Dig By The Numbers

Every decision we make at Dig is intentional, and powerful. The goal? To change the food system by investing in waste reduction; a sustainable future of farming; and a locally-sourced, vegetable-driven menu. Because we are doing this at scale—6 million customers a year and counting—our impact is large and immediate.
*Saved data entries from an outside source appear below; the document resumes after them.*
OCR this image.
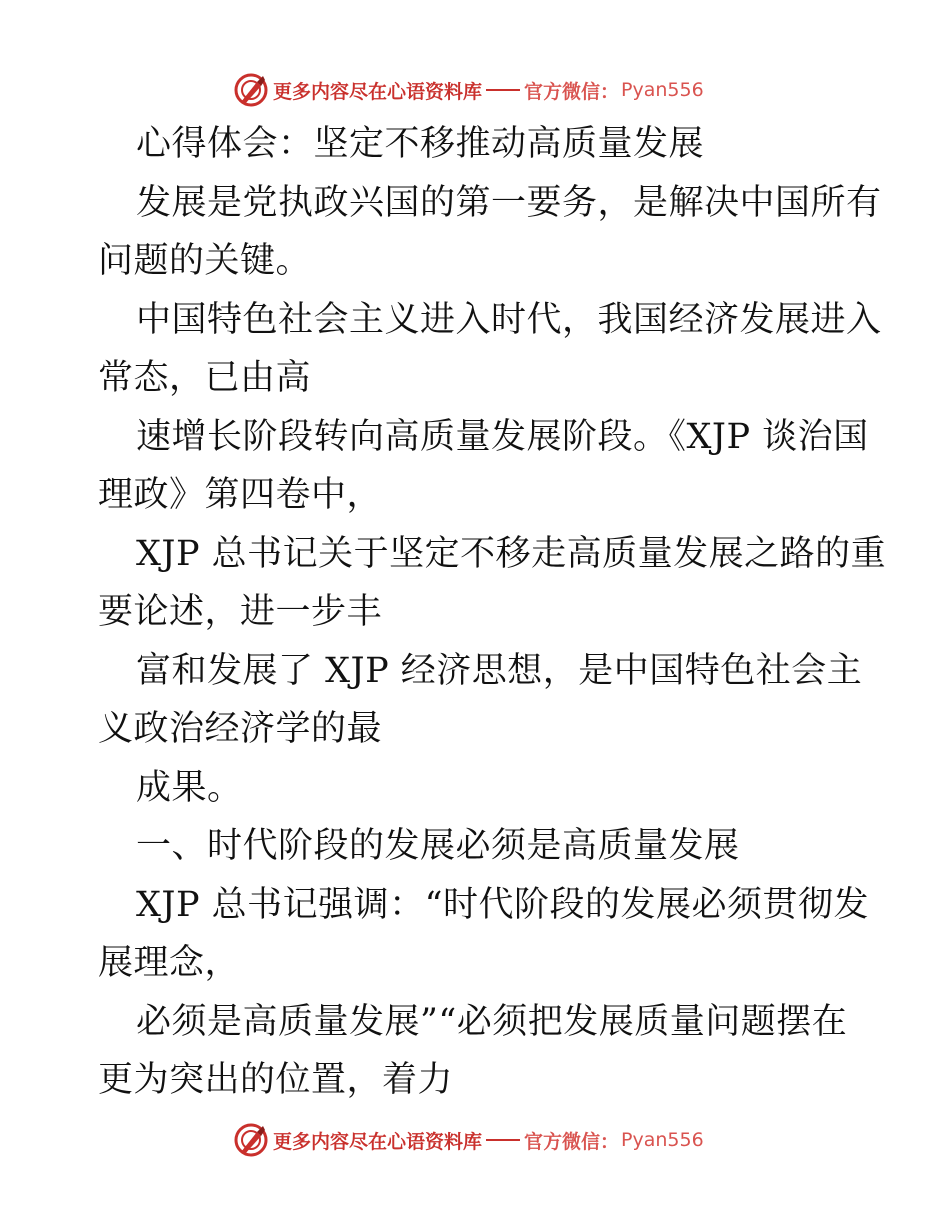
更多内容尽在心语资料库 官方微信： Pyan556
心得体会：坚定不移推动高质量发展
发展是党执政兴国的第一要务，是解决中国所有
问题的关键。
中国特色社会主义进入时代，我国经济发展进入
常态，已由高
速增长阶段转向高质量发展阶段。《XJP 谈治国
理政》第四卷中，
XJP 总书记关于坚定不移走高质量发展之路的重
要论述，进一步丰
富和发展了 XJP 经济思想，是中国特色社会主
义政治经济学的最
成果。
一、时代阶段的发展必须是高质量发展
XJP 总书记强调：“时代阶段的发展必须贯彻发
展理念，
必须是高质量发展”“必须把发展质量问题摆在
更为突出的位置，着力
更多内容尽在心语资料库 官方微信： Pyan556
To give you a behind-the-scenes look at what we’re up to, here’s Dig by the numbers:

  1. 110,000 signature market bowls served per week
  2. 31 different crops grown on the Dig Farm, including rare and heirloom varieties like Fairytale Eggplant and Montreal Melons
  3. 2,722,641 lbs of local produce sourced
  4. 102 farmers and partners in our rolodex
  5. 93,720 lbs of donated food (78,109 meals) for the hungry—up 25% from 2016
  6. 37,196 lbs of offset carbon emissions
  7. 1,156,997 lbs of cosmetically challenged (‘ugly’) vegetables saved from landfill—an 800% increase from 2016
  8. 5,000 guests, on average, through the doors of each Dig restaurant per week. That’s about 6 million per year
  9. 21,000 lbs of produce harvested on the Dig Farm
  10. 168 bowl combinations on our late summer menu featuring Dig Farm produce
  11. 210,335 lbs of fruit and vegetables purchased from minority growers in the first four months of 2018

*Note: All facts from 2017 unless otherwise stated.